Hailing from Sapporo, Eir Aoi got off to an early music career interest by forming her own band while in school. Since then, the powerful singer has clocked up an impressive resume of releases since her debut single ‘MEMORIA’ in 2011. She’s provided theme music for a number of classic anime titles, including Sword Art Online, Mobile Suit Gundam AGE, Fate/Zero and also the opening theme to the absurdly popular Kill la Kill. She took time out at Hyper Japan to chat to J-Pop Go about her music…
You formed a band while at school. Can you tell me a little bit about the type of music you were doing then?
We were doing copies of Shakalabbits songs. We also had original songs, but they were mainly punk music.
What other artists were you influenced by in your early days?
When I was in secondary school there was a band called Do As Infinity and another called Dai Nagao, which both featured a vocalist called Tomiko. She was quite energetic and I was influenced by her style of singing. I still like them!
You’ve swiftly adopted to using the internet for promotion and one of the early avenues you used was Nico Nico. How important do you think this is for artists?
I think without the internet, I would never have been able to become a singer. I see the internet as the tool to connect the world as well as the tool to make your dream come true.
You’ve also adopted digital downloads as a method of releasing music. What are your thoughts on downloads versus physical CDs?
I use digital downloads for my own songs; also I download music for myself. As for CD, I think it has got value. You can actually study the lyrics more, also the pictures come with it. It’s important; it shows the artist’s colour. Whereas the digital download, it’s very easy, very handy.
When you’re buying music for yourself, which do you prefer: Download or CD?
I think both have got benefits and advantages both ways, but I suppose CD. As I said, you can actually touch the artist’s personal tastes and thoughts behind it, so that’s quite nice. But also for digital download, it’s easier, it’s a convenience so that probably fits modern life. So like vinyl or MD players, that have a good ‘old time’ quality to it, I do feel that CD has got similar value.
Your ‘Rock The World’ schedule sees you performing in China, America, Taiwan and Singapore. Do you think it’s important for Japanese artists to perform on a global stage?
Shortly after I debuted, I opened an account with Facebook from which I could interact with the people across the world. So it’s nice that I can actually go around those places physically and interact and meet those people who have been supportive. I feel really grateful for that.
Are you very nervous when performing in a new country for the first time?

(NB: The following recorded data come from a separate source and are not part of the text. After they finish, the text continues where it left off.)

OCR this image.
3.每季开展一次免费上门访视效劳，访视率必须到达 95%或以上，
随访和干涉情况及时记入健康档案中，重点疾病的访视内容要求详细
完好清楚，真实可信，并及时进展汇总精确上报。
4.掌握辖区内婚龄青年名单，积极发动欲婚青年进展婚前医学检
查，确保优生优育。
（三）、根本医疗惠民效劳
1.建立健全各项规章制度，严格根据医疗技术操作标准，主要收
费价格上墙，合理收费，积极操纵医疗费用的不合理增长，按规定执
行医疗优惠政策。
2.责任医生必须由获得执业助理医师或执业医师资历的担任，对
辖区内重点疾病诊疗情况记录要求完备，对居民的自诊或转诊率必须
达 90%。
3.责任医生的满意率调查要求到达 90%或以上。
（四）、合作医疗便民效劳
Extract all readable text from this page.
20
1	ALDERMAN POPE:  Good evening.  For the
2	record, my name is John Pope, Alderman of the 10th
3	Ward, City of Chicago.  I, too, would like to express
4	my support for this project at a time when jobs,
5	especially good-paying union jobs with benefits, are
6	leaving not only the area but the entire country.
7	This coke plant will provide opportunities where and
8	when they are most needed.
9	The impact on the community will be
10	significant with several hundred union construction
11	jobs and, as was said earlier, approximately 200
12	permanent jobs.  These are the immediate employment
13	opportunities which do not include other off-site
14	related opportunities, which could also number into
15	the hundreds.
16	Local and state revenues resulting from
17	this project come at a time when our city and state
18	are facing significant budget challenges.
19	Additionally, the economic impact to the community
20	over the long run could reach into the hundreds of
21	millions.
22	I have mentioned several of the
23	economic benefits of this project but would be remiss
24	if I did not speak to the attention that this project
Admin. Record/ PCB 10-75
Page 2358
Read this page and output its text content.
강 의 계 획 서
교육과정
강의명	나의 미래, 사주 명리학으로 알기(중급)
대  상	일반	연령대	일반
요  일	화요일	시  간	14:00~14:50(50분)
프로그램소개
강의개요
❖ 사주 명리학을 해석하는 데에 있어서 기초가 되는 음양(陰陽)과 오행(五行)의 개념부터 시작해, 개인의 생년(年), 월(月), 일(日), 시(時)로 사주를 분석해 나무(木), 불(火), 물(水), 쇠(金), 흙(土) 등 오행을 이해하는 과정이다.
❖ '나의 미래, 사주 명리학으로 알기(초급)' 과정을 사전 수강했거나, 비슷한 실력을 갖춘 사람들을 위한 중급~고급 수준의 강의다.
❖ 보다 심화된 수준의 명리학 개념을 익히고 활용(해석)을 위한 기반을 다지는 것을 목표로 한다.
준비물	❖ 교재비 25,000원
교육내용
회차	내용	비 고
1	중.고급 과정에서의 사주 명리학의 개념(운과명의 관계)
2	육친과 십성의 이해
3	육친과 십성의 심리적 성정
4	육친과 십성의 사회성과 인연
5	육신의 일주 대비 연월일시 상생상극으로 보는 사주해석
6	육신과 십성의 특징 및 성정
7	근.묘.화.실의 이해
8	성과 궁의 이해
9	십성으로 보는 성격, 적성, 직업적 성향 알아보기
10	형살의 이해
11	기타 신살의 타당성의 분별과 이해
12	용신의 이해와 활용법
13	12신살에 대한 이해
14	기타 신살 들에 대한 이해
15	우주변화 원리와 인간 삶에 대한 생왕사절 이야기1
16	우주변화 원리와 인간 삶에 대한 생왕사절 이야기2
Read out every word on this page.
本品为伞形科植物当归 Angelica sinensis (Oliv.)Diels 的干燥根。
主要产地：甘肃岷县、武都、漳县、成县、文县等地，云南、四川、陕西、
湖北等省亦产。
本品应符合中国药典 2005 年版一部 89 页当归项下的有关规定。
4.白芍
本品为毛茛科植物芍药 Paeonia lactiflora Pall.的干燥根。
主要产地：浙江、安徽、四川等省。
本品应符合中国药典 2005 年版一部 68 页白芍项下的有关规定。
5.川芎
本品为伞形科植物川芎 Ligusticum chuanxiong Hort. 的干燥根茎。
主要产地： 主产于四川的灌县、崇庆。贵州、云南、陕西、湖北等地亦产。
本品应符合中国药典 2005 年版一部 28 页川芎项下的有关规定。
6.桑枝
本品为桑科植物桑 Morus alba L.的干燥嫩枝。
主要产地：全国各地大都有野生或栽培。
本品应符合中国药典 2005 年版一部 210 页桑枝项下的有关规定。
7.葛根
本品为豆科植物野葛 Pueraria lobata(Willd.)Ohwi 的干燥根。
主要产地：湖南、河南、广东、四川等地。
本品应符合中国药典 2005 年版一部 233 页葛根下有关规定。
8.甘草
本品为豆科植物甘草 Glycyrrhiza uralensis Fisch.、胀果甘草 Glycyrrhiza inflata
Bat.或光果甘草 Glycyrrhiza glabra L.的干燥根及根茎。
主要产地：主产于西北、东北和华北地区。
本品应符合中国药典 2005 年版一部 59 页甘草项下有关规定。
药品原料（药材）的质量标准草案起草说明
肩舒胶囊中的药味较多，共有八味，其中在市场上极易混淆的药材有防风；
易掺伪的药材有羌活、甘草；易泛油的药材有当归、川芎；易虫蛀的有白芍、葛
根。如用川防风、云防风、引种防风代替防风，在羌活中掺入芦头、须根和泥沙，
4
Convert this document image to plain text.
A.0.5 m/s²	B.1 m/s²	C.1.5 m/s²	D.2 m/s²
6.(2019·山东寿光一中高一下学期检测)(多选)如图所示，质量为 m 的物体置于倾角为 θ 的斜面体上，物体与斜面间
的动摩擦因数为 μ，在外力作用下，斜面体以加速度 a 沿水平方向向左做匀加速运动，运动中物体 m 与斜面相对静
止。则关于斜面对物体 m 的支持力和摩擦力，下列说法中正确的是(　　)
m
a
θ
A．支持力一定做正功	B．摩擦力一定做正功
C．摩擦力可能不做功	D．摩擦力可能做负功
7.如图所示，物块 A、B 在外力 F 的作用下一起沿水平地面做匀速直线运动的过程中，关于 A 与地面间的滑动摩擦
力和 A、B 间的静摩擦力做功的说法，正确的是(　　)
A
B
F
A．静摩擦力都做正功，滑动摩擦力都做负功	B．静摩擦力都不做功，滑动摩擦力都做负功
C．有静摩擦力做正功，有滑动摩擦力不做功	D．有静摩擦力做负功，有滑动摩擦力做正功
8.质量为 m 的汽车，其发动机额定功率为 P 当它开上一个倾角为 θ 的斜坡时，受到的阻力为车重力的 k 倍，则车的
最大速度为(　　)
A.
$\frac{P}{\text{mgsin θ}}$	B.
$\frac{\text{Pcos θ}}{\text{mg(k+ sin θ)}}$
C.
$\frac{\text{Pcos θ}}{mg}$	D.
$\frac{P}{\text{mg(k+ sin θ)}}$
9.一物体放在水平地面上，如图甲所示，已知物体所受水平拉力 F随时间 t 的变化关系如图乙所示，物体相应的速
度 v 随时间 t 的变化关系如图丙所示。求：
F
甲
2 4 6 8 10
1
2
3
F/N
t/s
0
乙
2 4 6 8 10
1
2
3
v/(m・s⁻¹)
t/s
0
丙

I’m nervous at first, yes. It’s because I felt the language barrier was quite big. But now, come to think about it, we like the same things and we share the same space. So actually that feeling is the most important thing that we can communicate.
Watching you on stage here on Hyper Japan, you certainly didn’t look nervous. You looked both energetic and confident.
I was a bit nervous at the beginning, but then if I looked nervous then obviously the audience wouldn’t feel comfortable with the performance. So I try not to look nervous!
Going back to the language barrier issue, I had an opportunity to do the handshake sessions and sign autographs earlier and managed to speak to people. Without even understanding the same language, as soon as they started talking about their favourite anime, games and the characters, somehow we understood perfectly fine. So then that’s when I realized that actually language isn’t a barrier.
So thanks to the internet, these days we can play games together online. I used to think the world was so big and it was harder to reach out. But then I realised that you can play games online together at the same time, so actually I feel that the world is closer.
Almost as if culture is replacing the language?
I’ve met people that have learned Japanese through anime and through games, so I do believe that culture has actually changed people.
You’ve worked on many anime titles, including Sword Art Online and Kill la Kill, do you have a favourite?
I can’t really choose! Each one is good, has got its own goodness to it, and I have really got hooked onto each one of them and recorded it for each episode. I like action and I like fighting, I find those things quite stimulating and I’ve done lots of music for those anime and I feel really grateful actually.
You’re very fond of the colour ‘Blue’. Is there some significance to this?
Blue has always been my favourite colour, that’s why I always use it – in my stage name as well – I feel the colour blue is something that changed my life.
J-Pop Go extends its thanks to Eir Aoi, Sony Music and to the staff at Hyper Japan.